In 1995 Wang Youqin, a 1968 alumna of the Normal University High School for Girls, published a text in Hong Kong titled "1966: Students play the teacher's revolution", for the first time since August 5, 1966[clarification needed], in which Wang wrote that Song and other Guards played a role in the death of Bian and were linked to form a causal relationship.[11]
In 2003, Carma Hinton, a graduate of Beijing 101 Middle School, directed the Cultural Revolution documentary Morning Sun, which was released in the United States but not officially in China. In the documentary, Song was interviewed and for the first time publicly stated that she had never participated in violent actions during the Cultural Revolution such as beating people, ransacking homes, or destroying the Four Olds. She claimed that the Guangming Daily had signed her article without seeking her opinion in advance and denied that she had written the article or authorised the reporter to ghostwrite.[12]
In 2004, Wang Youqin published another article titled "The Death of Bian Zhongyun", in which she pointed out that Song was responsible for the Red Guard violence that led to Bian's death. The evidence was a list of seven people who had pledged to the hospital to rescue Bian at the Beijing Posts and Telecommunications University Hospital in Changping District, saying: "Six of the seven are Red Guards students. The first name on the list is Song Binbin, a senior in the school and the head of the Red Guards". Song responded to the article's claims by saying that the first name on the list was that of Li Songwen, a teacher, whereas her own name was ranked last, suggesting that she could not have played a major role in Bian's death.[12]
Furthermore, according to Wang Youqin's article along with research articles by American female scholar Emily Honig appearing in a 2002 collection of publications related to sexology seminars (Chinese Femininities, Chinese Masculinities: A Reader) claimed that Song was responsible for some of the violent activities during the early parts of the Cultural Revolution.[12]
Apology
On January 12, 2014, at a meeting held at the Normal University High School for Girls, attended by more than 20 students, more than 30 teachers, and family members of the alumni, Song apologised for the actions of the Red Guards during the Cultural Revolution.[13] The apology was met with mixed reactions in China. Some people welcomed her words. Others said these words came too late and were inadequate, or that the CCP should apologise for the incidents that occurred during those times.[14] Major public debate on the Internet in China ensued.[15]: 7
Cui Weiping, a Beijing Film Academy professor and social critic, said in a telephone interview:[16]

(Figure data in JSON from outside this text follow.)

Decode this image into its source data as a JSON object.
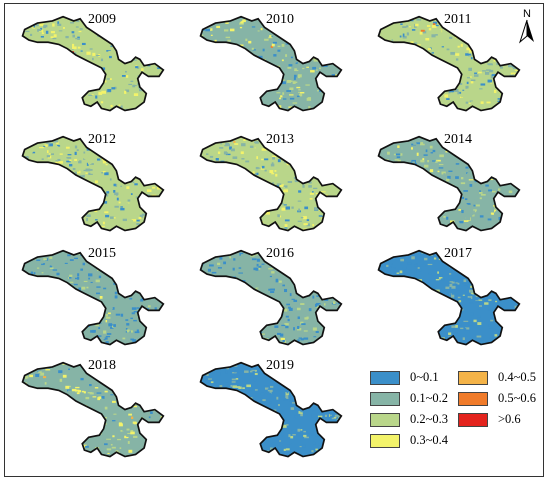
{
  "figure": {
    "years": [
      "2009",
      "2010",
      "2011",
      "2012",
      "2013",
      "2014",
      "2015",
      "2016",
      "2017",
      "2018",
      "2019"
    ],
    "north_label": "N"
  },
  "legend": {
    "items": [
      {
        "label": "0~0.1",
        "color": "#3b8fc9"
      },
      {
        "label": "0.1~0.2",
        "color": "#86b4a6"
      },
      {
        "label": "0.2~0.3",
        "color": "#b9d68a"
      },
      {
        "label": "0.3~0.4",
        "color": "#f3f36a"
      },
      {
        "label": "0.4~0.5",
        "color": "#f4b348"
      },
      {
        "label": "0.5~0.6",
        "color": "#f07b2a"
      },
      {
        "label": ">0.6",
        "color": "#e3231d"
      }
    ]
  }
}
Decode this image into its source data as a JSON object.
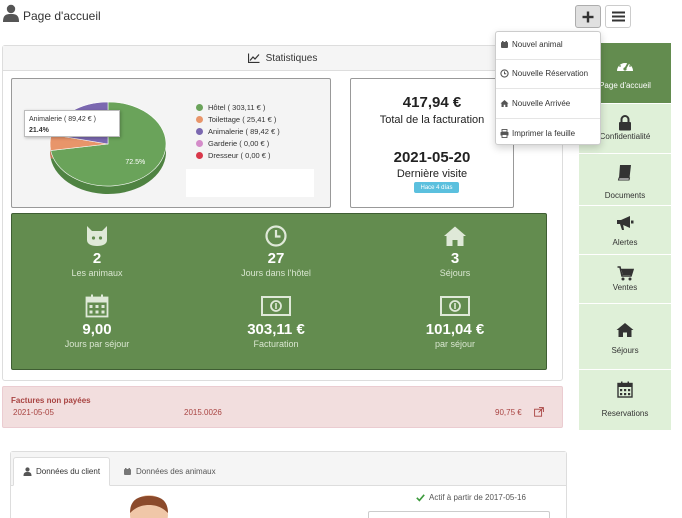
{
  "header": {
    "title": "Page d'accueil"
  },
  "add_menu": {
    "items": [
      {
        "label": "Nouvel animal",
        "icon": "paw-icon"
      },
      {
        "label": "Nouvelle Réservation",
        "icon": "clock-icon"
      },
      {
        "label": "Nouvelle Arrivée",
        "icon": "home-icon"
      },
      {
        "label": "Imprimer la feuille",
        "icon": "print-icon"
      }
    ]
  },
  "stats": {
    "heading": "Statistiques",
    "legend": [
      {
        "label": "Hôtel ( 303,11 € )",
        "color": "#6aa35a"
      },
      {
        "label": "Toilettage ( 25,41 € )",
        "color": "#e8956a"
      },
      {
        "label": "Animalerie ( 89,42 € )",
        "color": "#7b68b0"
      },
      {
        "label": "Garderie ( 0,00 € )",
        "color": "#d48cc9"
      },
      {
        "label": "Dresseur ( 0,00 € )",
        "color": "#d9384a"
      }
    ],
    "tooltip": {
      "text": "Animalerie ( 89,42 € )",
      "pct": "21.4%"
    },
    "big_slice_label": "72.5%",
    "total_amount": "417,94 €",
    "total_label": "Total de la facturation",
    "visit_date": "2021-05-20",
    "visit_label": "Dernière visite",
    "visit_badge": "Hace 4 días",
    "tiles": [
      {
        "value": "2",
        "label": "Les animaux",
        "icon": "cat-icon"
      },
      {
        "value": "27",
        "label": "Jours dans l'hôtel",
        "icon": "clock-icon"
      },
      {
        "value": "3",
        "label": "Séjours",
        "icon": "home-icon"
      },
      {
        "value": "9,00",
        "label": "Jours par séjour",
        "icon": "calendar-icon"
      },
      {
        "value": "303,11 €",
        "label": "Facturation",
        "icon": "money-icon"
      },
      {
        "value": "101,04 €",
        "label": "par séjour",
        "icon": "money-icon"
      }
    ]
  },
  "chart_data": {
    "type": "pie",
    "title": "",
    "slices": [
      {
        "name": "Hôtel",
        "value": 303.11,
        "label": "72.5%"
      },
      {
        "name": "Toilettage",
        "value": 25.41
      },
      {
        "name": "Animalerie",
        "value": 89.42,
        "label": "21.4%"
      },
      {
        "name": "Garderie",
        "value": 0.0
      },
      {
        "name": "Dresseur",
        "value": 0.0
      }
    ],
    "legend": "right"
  },
  "unpaid": {
    "title": "Factures non payées",
    "rows": [
      {
        "date": "2021-05-05",
        "number": "2015.0026",
        "amount": "90,75 €"
      }
    ]
  },
  "client": {
    "tabs": [
      {
        "label": "Données du client",
        "icon": "user-icon"
      },
      {
        "label": "Données des animaux",
        "icon": "paw-icon"
      }
    ],
    "active_since": "Actif à partir de 2017-05-16"
  },
  "sidebar": {
    "items": [
      {
        "label": "Page d'accueil",
        "icon": "dashboard-icon"
      },
      {
        "label": "Confidentialité",
        "icon": "lock-icon"
      },
      {
        "label": "Documents",
        "icon": "book-icon"
      },
      {
        "label": "Alertes",
        "icon": "bullhorn-icon"
      },
      {
        "label": "Ventes",
        "icon": "cart-icon"
      },
      {
        "label": "Séjours",
        "icon": "home-icon"
      },
      {
        "label": "Reservations",
        "icon": "calendar-icon"
      }
    ]
  },
  "colors": {
    "green": "#638c4f",
    "sidebar_light": "#dff0d8",
    "danger_bg": "#f2dede",
    "danger_text": "#a94442",
    "info": "#5bc0de"
  }
}
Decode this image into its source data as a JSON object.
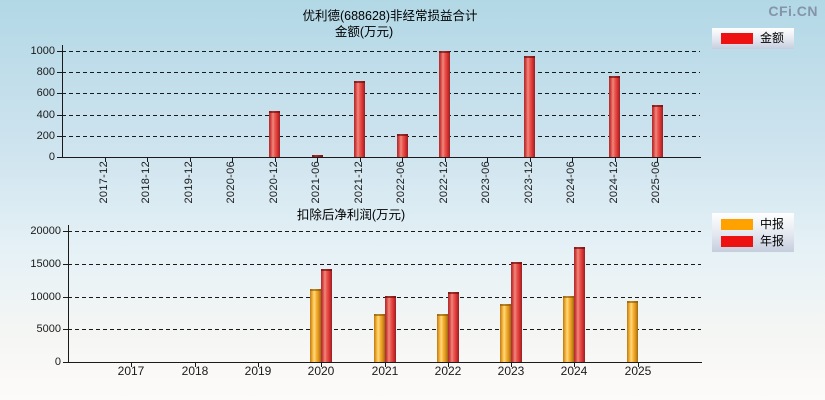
{
  "watermark": "CFi.CN",
  "chart_data": [
    {
      "type": "bar",
      "title": "优利德(688628)非经常损益合计",
      "ylabel": "金额(万元)",
      "categories": [
        "2017-12",
        "2018-12",
        "2019-12",
        "2020-06",
        "2020-12",
        "2021-06",
        "2021-12",
        "2022-06",
        "2022-12",
        "2023-06",
        "2023-12",
        "2024-06",
        "2024-12",
        "2025-06"
      ],
      "series": [
        {
          "name": "金额",
          "color": "#ee1111",
          "values": [
            0,
            0,
            0,
            0,
            430,
            15,
            720,
            215,
            1000,
            0,
            950,
            0,
            760,
            490
          ]
        }
      ],
      "ylim": [
        0,
        1000
      ],
      "yticks": [
        0,
        200,
        400,
        600,
        800,
        1000
      ],
      "grid": true,
      "legend_position": "top-right"
    },
    {
      "type": "bar",
      "title": "扣除后净利润(万元)",
      "categories": [
        "2017",
        "2018",
        "2019",
        "2020",
        "2021",
        "2022",
        "2023",
        "2024",
        "2025"
      ],
      "series": [
        {
          "name": "中报",
          "color": "#ffa200",
          "values": [
            0,
            0,
            0,
            11200,
            7400,
            7400,
            8800,
            10100,
            9300
          ]
        },
        {
          "name": "年报",
          "color": "#ee1111",
          "values": [
            0,
            0,
            0,
            14200,
            10100,
            10700,
            15200,
            17600,
            0
          ]
        }
      ],
      "ylim": [
        0,
        20000
      ],
      "yticks": [
        0,
        5000,
        10000,
        15000,
        20000
      ],
      "grid": true,
      "legend_position": "right"
    }
  ]
}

Considering her identity, this is not enough. She is an important figure in the Red Guards, and the demands on her should be higher than ordinary people. She said she had witnessed a murder. It's meaningless to say you witnessed a murder and then say you don't know who the killers were.
Wang Youqin commented in an interview that although Song and various other Red Guards had been actively denying persecution and involvement in the Cultural Revolution and mass killings during that time, she believed Song's responsibility for all the violence at the Women's Affiliated High School should be obvious, due to her position as one of the school's deputy directors and organiser of the meetings by its revolutionary committee.[14]
Wang Jingyao, Bian's husband, issued a statement in 2014 accusing Song and others of covering up their deeds during the Cultural Revolution. He called their apologies hypocritical and said he would not accept their apologies until the truth about their involvement in his wife's death was revealed to the world.[17]
Death
Song died of cancer in New York City on September 16, 2024, at the age of 77.[1][18][19][20]